Processor enables optical deep learning

1 min read

A new approach that uses light instead of electricity in deep learning computer systems based on artificial neural networks has been developed by a team of researchers at MIT. The team claims this discovery could vastly improve the speed and efficiency of certain deep learning computations.

“This optical chip, once you tune it, can carry out matrix multiplication with, in principle, zero energy, almost instantly,” Professor Marin Soljačić said. “We’ve demonstrated the crucial building blocks but not yet the full system.”

The new approach uses multiple light beams directed in such a way that their waves interact with each other, producing interference patterns that convey the result of the intended operation. The device is called a programmable nanophotonic processor.

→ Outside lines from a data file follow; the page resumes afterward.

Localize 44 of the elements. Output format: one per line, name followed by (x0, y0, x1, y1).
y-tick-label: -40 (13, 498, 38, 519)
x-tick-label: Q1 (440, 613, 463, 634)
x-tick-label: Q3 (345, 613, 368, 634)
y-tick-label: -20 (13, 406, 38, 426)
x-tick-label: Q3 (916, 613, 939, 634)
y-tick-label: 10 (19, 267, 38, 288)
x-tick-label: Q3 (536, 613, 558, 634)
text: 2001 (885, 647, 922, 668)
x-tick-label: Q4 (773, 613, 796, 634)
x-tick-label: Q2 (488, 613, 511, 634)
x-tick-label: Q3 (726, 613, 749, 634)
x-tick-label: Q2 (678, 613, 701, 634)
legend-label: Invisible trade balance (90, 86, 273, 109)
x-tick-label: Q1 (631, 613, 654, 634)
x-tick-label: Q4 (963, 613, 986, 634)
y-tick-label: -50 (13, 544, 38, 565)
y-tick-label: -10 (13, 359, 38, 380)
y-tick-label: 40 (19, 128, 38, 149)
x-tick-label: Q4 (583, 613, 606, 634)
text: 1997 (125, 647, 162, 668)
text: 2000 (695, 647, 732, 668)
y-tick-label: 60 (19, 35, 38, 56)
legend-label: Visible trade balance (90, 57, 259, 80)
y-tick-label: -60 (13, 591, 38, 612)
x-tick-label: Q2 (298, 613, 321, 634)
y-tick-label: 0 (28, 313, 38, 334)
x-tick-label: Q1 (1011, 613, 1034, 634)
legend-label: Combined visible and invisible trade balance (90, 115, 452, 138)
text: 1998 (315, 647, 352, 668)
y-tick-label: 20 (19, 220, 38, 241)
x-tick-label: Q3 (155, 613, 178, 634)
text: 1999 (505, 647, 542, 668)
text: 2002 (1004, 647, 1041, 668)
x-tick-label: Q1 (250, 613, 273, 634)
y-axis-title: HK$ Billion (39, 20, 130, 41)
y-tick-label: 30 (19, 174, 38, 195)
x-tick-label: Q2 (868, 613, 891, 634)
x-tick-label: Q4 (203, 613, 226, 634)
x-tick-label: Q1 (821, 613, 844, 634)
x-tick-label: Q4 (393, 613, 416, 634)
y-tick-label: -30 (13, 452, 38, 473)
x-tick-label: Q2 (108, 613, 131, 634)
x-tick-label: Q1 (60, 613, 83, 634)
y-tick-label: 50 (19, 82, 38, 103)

“The advantage of using light to do matrix multiplication plays a big part in the speed up and power savings, because dense matrix multiplications are the most power hungry and time consuming part in AI algorithms,” Prof Soljačić added.

The programmable nanophotonic processor uses an array of waveguides that are interconnected in a way that can be modified as needed, programming that set of beams for a specific computation.

To demonstrate the concept, the team set the processor to implement a neural network that recognises four basic vowel sounds. They achieved a 77% accuracy level, compared to 90% for conventional systems, and the researchers believe there are no substantial obstacles to scaling up the system for greater accuracy.

According to the researchers, the nanophotonic processor could have other applications as well, including signal processing for data transmission. “This approach could do processing directly in the analogue domain,” said Prof Dirk Englund.

The system could also benefit data centres, security systems, self-driving cars and drones.